I’d Rather Be a Butterfly' and Outside the Box'

Katigbak attacks her canvas—for that is the word—with rapacious relish and gusto, an exhilarating, freewheeling, angel-may-care abandon, instinctively knowing where the lines should somersault in exuberance, or coil if only to release an increasing build-up of tension. She likes to whip up a painting into frenzy, though the dripping helter-skelter lines have an unexpected wispiness. And thence, after the throes and orgy of creation…she steps back with surprising dispassion and detachment. The painting— like the butterfly released from its chrysalis—flutters away with a life of its own.

The other metaphor Katigbak mirrors herself, is the clown. (What a delight to know that she has attended a Clown School in Paris!) That comical, carnival character—all grin and glee on the outside, but weeping on the inside—appeals to the artist who is herself no stranger to throbbing pain, emitting sobs of laughter.
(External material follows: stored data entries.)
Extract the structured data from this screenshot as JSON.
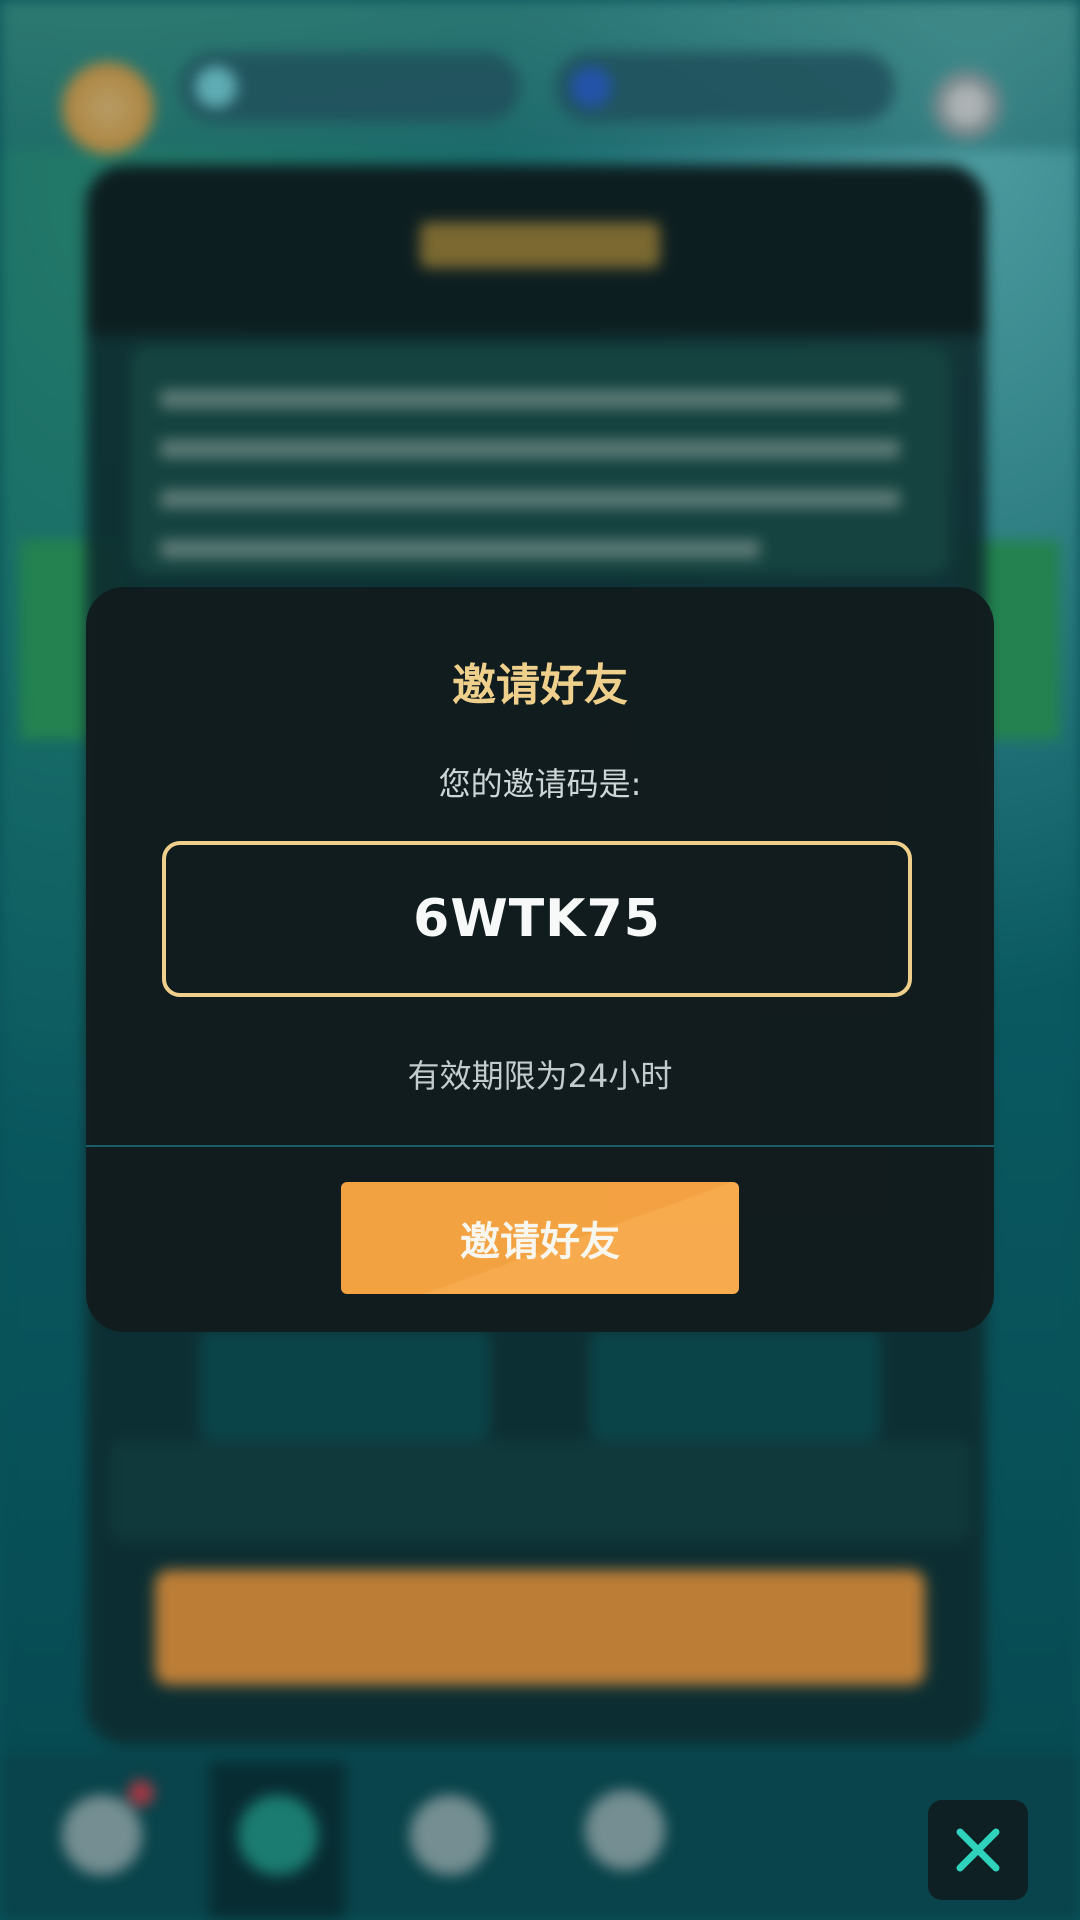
{
  "modal": {
    "title": "邀请好友",
    "code_label": "您的邀请码是:",
    "invite_code": "6WTK75",
    "expire_text": "有效期限为24小时",
    "invite_button_label": "邀请好友"
  },
  "icons": {
    "close": "close-icon"
  },
  "colors": {
    "accent_gold": "#f6d58e",
    "button_orange": "#fba643",
    "close_icon": "#2fd3bb",
    "modal_bg": "#121c1e"
  }
}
Thus, the work with the twin hearts alluding to the aria “Vissi d’arte, vissi d’amore (“I lived for art, I lived for Love” from the Puccini opera Tosca, which the artist’s own mother, the late soprano Evelyn Kalaw once sang with the Italian tenor Arigo Pola – is at once particularly chilling and affecting. There are more: the flamboyant “Mother and Son Clown” which is a portrait of the artist and her son Dondi, Matilda (Clown with a Hooked Nose), and Clown with Two Breasts. While these works are utterly contemporary, it must be said mentioned posthaste that clowns were depicted as early as 2,400 BC, in the ancient hieroglyphs of Egypt. The sheer timelessness of the clown imagery has drawn the interest of the French expressionist Georges Roualt and our very own Ang Kiukok.

Now happily immersed in her own self-acceptance and self-love, Grace Katigbak Kalaw has come into her own, having found her voice and visual language. Anguish (or memories of it), as she says, she can pour into her writings, but painting for her is exultance and sheer exhilaration of the spirit, ensconced within her, by the grace of God. 

Of this, there can be no doubt: her life has illumined her art.

(Cid Reyes is the author of coffee-table books on National Artists Arturo Luz, BenCab, J. Elizalde Navarro, and Napoleon Abueva.  He received a Best in Art Criticism Award from the Art Association of the Philippines.)